Many of the largest tech platforms, from Amazon to Facebook, are following a similar pattern of transformation, according to a recent article by author and online activist Cory Doctorow.
First, he says, these platforms lure users in with artificially low prices on products or an exciting way to connect with friends.
Then, they lure sellers, such as advertisers or third-party retailers, with promises of reaching a captive audience.
Finally, Doctorow says, as companies try to maximize their profits, they end up ruining the experience on their platforms with a process he dubs a four-letter word we can’t broadcast or publish.
What follows is an edited transcript of a conversation between Doctorow and Megan McCarty-Carino of Marketplace about how online platforms are dying.
Cory Doctorow: As business customers flock to the platform, the number of places you can buy things from the platform is starting to dwindle.

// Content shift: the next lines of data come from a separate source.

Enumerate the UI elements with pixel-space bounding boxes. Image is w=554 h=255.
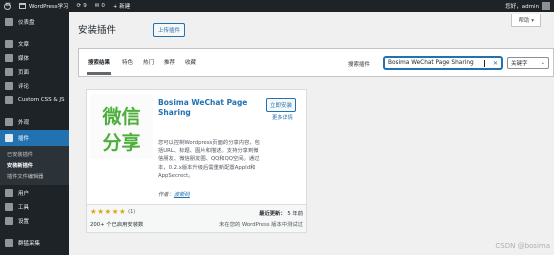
wordpress-logo-icon: [4, 2, 11, 10]
user-icon: [5, 189, 13, 197]
comments-count: 0: [101, 3, 105, 9]
sidebar-item-appearance[interactable]: 外观: [0, 114, 69, 130]
updates-count: 9: [83, 3, 87, 9]
sidebar-item-label: 评论: [18, 84, 30, 90]
more-details-link[interactable]: 更多详情: [272, 114, 293, 121]
star-icon: ★: [111, 207, 119, 216]
icon-text-line-2: 分享: [102, 131, 140, 154]
wrench-icon: [5, 203, 13, 211]
media-icon: [5, 54, 13, 62]
star-icon: ★: [104, 207, 112, 216]
submenu-plugin-editor[interactable]: 插件文件编辑器: [0, 171, 69, 182]
icon-text-line-1: 微信: [101, 105, 140, 128]
upload-plugin-button[interactable]: 上传插件: [153, 23, 186, 37]
admin-bar: WordPress学习 ⟳ 9 ✉ 0 + 新建 您好，admin: [0, 0, 554, 12]
clear-search-icon[interactable]: ✕: [493, 60, 498, 67]
install-now-button[interactable]: 立即安装: [266, 98, 297, 112]
sidebar-item-label: 外观: [18, 120, 30, 126]
settings-icon: [5, 217, 13, 225]
pin-icon: [5, 40, 13, 48]
help-tab-button[interactable]: 帮助 ▾: [511, 14, 541, 27]
sidebar-item-label: 工具: [18, 205, 30, 211]
admin-sidebar: 仪表盘 文章 媒体 页面 评论 Custom CSS & JS 外观 插件 已安…: [0, 12, 69, 255]
search-label: 搜索插件: [348, 62, 371, 68]
star-icon: ★: [97, 207, 104, 216]
sidebar-item-label: 用户: [18, 191, 30, 197]
plugin-description: 您可以控制Wordpress页面的分享内容，包括URL、标题、图片和描述。支持分…: [158, 140, 260, 179]
sidebar-item-label: 仪表盘: [18, 20, 35, 26]
last-updated-value: 5 年前: [287, 211, 303, 217]
sidebar-item-label: 设置: [18, 219, 30, 225]
page-title: 安装插件: [78, 25, 117, 36]
home-icon: [19, 3, 26, 9]
plugin-icon-image[interactable]: 微信 分享: [90, 94, 153, 159]
sidebar-item-collector[interactable]: 群猛采集: [0, 235, 69, 251]
last-updated-label: 最近更新：: [259, 211, 286, 217]
updates-icon: ⟳: [76, 3, 82, 9]
sidebar-item-custom-css-js[interactable]: Custom CSS & JS: [0, 92, 69, 108]
watermark-text: CSDN @bosima: [495, 242, 550, 250]
new-content-menu[interactable]: + 新建: [109, 0, 134, 12]
sidebar-item-plugins[interactable]: 插件: [0, 130, 69, 146]
sidebar-item-label: 群猛采集: [18, 241, 41, 247]
wechat-share-logo: 微信 分享: [90, 94, 153, 159]
plugin-search-input[interactable]: Bosima WeChat Page Sharing ✕: [384, 57, 502, 69]
code-icon: [5, 96, 13, 104]
plugin-filter-bar: 搜索结果 特色 热门 推荐 收藏 搜索插件 Bosima WeChat Page…: [78, 48, 554, 77]
plugin-icon: [5, 134, 13, 142]
chevron-down-icon: ⌄: [540, 60, 545, 66]
star-icon: ★: [118, 207, 126, 216]
sidebar-item-label: 页面: [18, 70, 30, 76]
sidebar-item-label: 文章: [18, 42, 30, 48]
sidebar-item-dashboard[interactable]: 仪表盘: [0, 14, 69, 30]
sidebar-item-label: 插件: [18, 136, 30, 142]
comment-icon: [5, 82, 13, 90]
rating-count: (1): [128, 209, 136, 215]
tab-favorites[interactable]: 收藏: [185, 58, 196, 66]
author-link[interactable]: 波斯码: [174, 192, 190, 198]
account-greeting[interactable]: 您好，admin: [505, 2, 539, 10]
search-type-value: 关键字: [511, 61, 528, 67]
plugin-card: 微信 分享 Bosima WeChat Page Sharing 立即安装 更多…: [86, 89, 307, 233]
tab-popular[interactable]: 热门: [143, 58, 154, 66]
wp-logo-menu[interactable]: [0, 0, 15, 12]
updates-link[interactable]: ⟳ 9: [73, 0, 91, 12]
sidebar-item-label: 媒体: [18, 56, 30, 62]
plugin-name-link[interactable]: Bosima WeChat Page Sharing: [158, 98, 258, 117]
submenu-installed-plugins[interactable]: 已安装插件: [0, 149, 69, 160]
tab-search-results[interactable]: 搜索结果: [86, 58, 112, 75]
site-name-link[interactable]: WordPress学习: [15, 0, 73, 12]
star-icon: ★: [90, 207, 97, 216]
new-content-label: + 新建: [112, 4, 131, 10]
main-content: 帮助 ▾ 安装插件 上传插件 搜索结果 特色 热门 推荐 收藏 搜索插件 Bos…: [69, 12, 554, 255]
last-updated: 最近更新： 5 年前: [259, 209, 303, 217]
comments-icon: ✉: [94, 3, 100, 9]
comments-link[interactable]: ✉ 0: [91, 0, 109, 12]
plugin-author: 作者：波斯码: [158, 190, 190, 198]
collect-icon: [5, 239, 13, 247]
rating-stars: ★ ★ ★ ★ ★ (1): [90, 208, 135, 216]
dashboard-icon: [5, 18, 13, 26]
site-name: WordPress学习: [29, 4, 69, 10]
page-icon: [5, 68, 13, 76]
text-cursor: [483, 59, 485, 67]
tab-featured[interactable]: 特色: [122, 58, 133, 66]
tab-recommended[interactable]: 推荐: [164, 58, 175, 66]
plugin-card-footer: ★ ★ ★ ★ ★ (1) 200+ 个已启用安装数 最近更新： 5 年前 未在…: [87, 204, 306, 232]
submenu-add-new-plugin[interactable]: 安装新插件: [0, 160, 69, 171]
active-installs: 200+ 个已启用安装数: [90, 222, 144, 228]
sidebar-item-settings[interactable]: 设置: [0, 213, 69, 229]
search-input-value: Bosima WeChat Page Sharing: [388, 60, 474, 66]
plugins-submenu: 已安装插件 安装新插件 插件文件编辑器: [0, 146, 69, 185]
compatibility-note: 未在您的 WordPress 版本中测试过: [219, 222, 303, 228]
avatar[interactable]: [542, 2, 550, 10]
author-prefix: 作者：: [158, 192, 174, 198]
brush-icon: [5, 118, 13, 126]
search-type-select[interactable]: 关键字 ⌄: [507, 57, 549, 69]
sidebar-item-label: Custom CSS & JS: [18, 97, 65, 103]
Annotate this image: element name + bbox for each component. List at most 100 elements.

Media companies are beginning to become Facebook first or YouTube first, vendors have either closed their traditional marketplace in favor of Amazon or been forced out of business. And once those business customers are also locked in, once they have nowhere else to go because the users are used to getting their content, solid goods or services in our platform, the platform owners can start reaping the excess for themselves.

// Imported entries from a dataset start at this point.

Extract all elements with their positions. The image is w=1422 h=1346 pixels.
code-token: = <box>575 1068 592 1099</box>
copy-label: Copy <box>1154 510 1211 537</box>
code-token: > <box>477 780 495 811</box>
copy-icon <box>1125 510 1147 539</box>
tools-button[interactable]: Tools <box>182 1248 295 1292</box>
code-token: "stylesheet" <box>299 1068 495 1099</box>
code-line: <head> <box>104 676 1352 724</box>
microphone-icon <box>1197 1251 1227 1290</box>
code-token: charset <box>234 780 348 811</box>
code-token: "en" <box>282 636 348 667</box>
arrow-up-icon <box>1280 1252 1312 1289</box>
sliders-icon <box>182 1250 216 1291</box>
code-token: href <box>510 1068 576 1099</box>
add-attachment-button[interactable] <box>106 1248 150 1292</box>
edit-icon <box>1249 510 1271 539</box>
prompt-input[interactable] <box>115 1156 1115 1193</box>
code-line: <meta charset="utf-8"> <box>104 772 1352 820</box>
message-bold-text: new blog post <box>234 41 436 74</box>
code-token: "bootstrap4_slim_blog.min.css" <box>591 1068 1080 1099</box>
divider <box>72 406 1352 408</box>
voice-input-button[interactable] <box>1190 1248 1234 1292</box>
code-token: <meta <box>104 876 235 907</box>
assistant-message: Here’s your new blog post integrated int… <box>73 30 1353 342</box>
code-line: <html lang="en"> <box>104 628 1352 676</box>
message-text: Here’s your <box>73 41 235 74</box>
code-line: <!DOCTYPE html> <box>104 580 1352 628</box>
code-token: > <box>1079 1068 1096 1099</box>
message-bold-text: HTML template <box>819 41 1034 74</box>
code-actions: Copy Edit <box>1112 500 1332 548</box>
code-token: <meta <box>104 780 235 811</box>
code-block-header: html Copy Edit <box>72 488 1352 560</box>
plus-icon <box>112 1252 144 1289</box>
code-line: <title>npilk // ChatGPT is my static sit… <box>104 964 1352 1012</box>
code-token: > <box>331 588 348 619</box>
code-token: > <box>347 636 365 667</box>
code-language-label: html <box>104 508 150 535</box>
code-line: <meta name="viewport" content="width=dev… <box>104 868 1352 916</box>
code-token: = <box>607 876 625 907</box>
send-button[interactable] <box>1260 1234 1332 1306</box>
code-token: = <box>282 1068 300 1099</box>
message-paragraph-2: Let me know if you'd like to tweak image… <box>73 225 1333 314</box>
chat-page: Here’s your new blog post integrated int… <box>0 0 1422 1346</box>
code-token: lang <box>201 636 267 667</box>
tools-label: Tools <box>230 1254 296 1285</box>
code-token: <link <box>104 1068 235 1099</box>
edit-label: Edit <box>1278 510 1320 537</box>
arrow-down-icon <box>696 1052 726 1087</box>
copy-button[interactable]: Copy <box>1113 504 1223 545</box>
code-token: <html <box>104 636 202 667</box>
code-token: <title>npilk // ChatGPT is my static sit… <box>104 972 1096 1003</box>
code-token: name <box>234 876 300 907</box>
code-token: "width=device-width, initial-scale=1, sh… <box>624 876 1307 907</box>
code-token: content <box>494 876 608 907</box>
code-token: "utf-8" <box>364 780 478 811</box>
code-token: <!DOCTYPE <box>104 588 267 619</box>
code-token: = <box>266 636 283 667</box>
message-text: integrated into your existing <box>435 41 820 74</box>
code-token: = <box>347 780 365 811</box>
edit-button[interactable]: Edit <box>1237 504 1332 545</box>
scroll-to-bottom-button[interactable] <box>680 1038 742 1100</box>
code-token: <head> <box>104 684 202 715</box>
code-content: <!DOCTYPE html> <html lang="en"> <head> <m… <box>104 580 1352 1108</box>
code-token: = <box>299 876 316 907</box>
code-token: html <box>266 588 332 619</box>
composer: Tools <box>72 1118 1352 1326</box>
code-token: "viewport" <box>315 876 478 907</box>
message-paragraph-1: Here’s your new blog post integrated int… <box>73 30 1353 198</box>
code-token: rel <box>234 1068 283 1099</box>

Megan McCarty Carino: While people seem to complain about them nonstop, I think it’s probably hard to say they’re dead. People still use it.
Doctorow: These companies see [an] Exodus to smaller platforms where we had, you know, still marginal, but a lot of growth in the so-called federated universe with Mastodon and other decentralized services. You know, there’s a way of thinking about the fact that people are still on these platforms where you could call it a clear preference. And you can say, well, if you still pay for it [Amazon] Prime, then you should like Prime, even if you complain that you think Amazon is a bad company. But if all merchants in your community are closed and you’re still using Prime, is that an exposed preference? Or is she locked up?
McCarty Carino: What, if anything, can be done to make this better?
Doctorow: So I think we have a lot of politics these days towards trying to improve these platforms. But what I’d like to see is more focus on making them less destructive when they give in to their worst impulses, right? As if we have interoperability, so that you can leave a platform like Twitter or Facebook and still send messages to the people who haven’t left yet, and then you can go and continue to stay in touch with the people who matter. You are. And with the platform down, you know, you’re not going to stick to it. And then when it finally breaks out, your community will not be scattered into the four winds. I had actually already hooked it up on a bunch of other smaller services. We could also create a rule that it’s an unfair and deceptive practice to tell someone they’ve subscribed to a feed and then not show them things in that feed. the [Federal Trade Commission] He has broad authority under Section 5 of the FTC Act to police unfair practices and deception. If I told you, “Show me all the things in this compendium,” and you said, “Yeah, that’s what I’ll do,” and then you didn’t, I have a hard time understanding how that isn’t unfair and deceptive.
You can find Doctorow’s full article on his personal blog here. It goes into more detail about exactly how this cycle occurred in specific companies, such as when advertisers sued Facebook for inflating their video metrics. Facebook eventually settled this case for $40 million.
Doctorow cites recent reports from Forbes on how TikTok could go down a similar path.
Based on documents and internal communications as well as interviews with several employees of TikTok and its parent company, ByteDance, Forbes reports that the video platform strategically enhances certain content through what the company calls heating.
This practice can give creators a false sense of how useful posting on TikTok can be while diluting the importance of the For You feed, which has been TikTok’s biggest selling point.
TikTok told Forbes that it promotes some videos to “diversify the content experience and introduce emerging celebrities and creators to the TikTok community.”
Finally, the Washington Post ran an article last year that showed how the Amazon shopping experience has changed, using the example of searching for cat beds.
The piece highlights the number of sponsored listings Amazon displays, which made up more than half of the first page. One was for a dog bed, something completely different.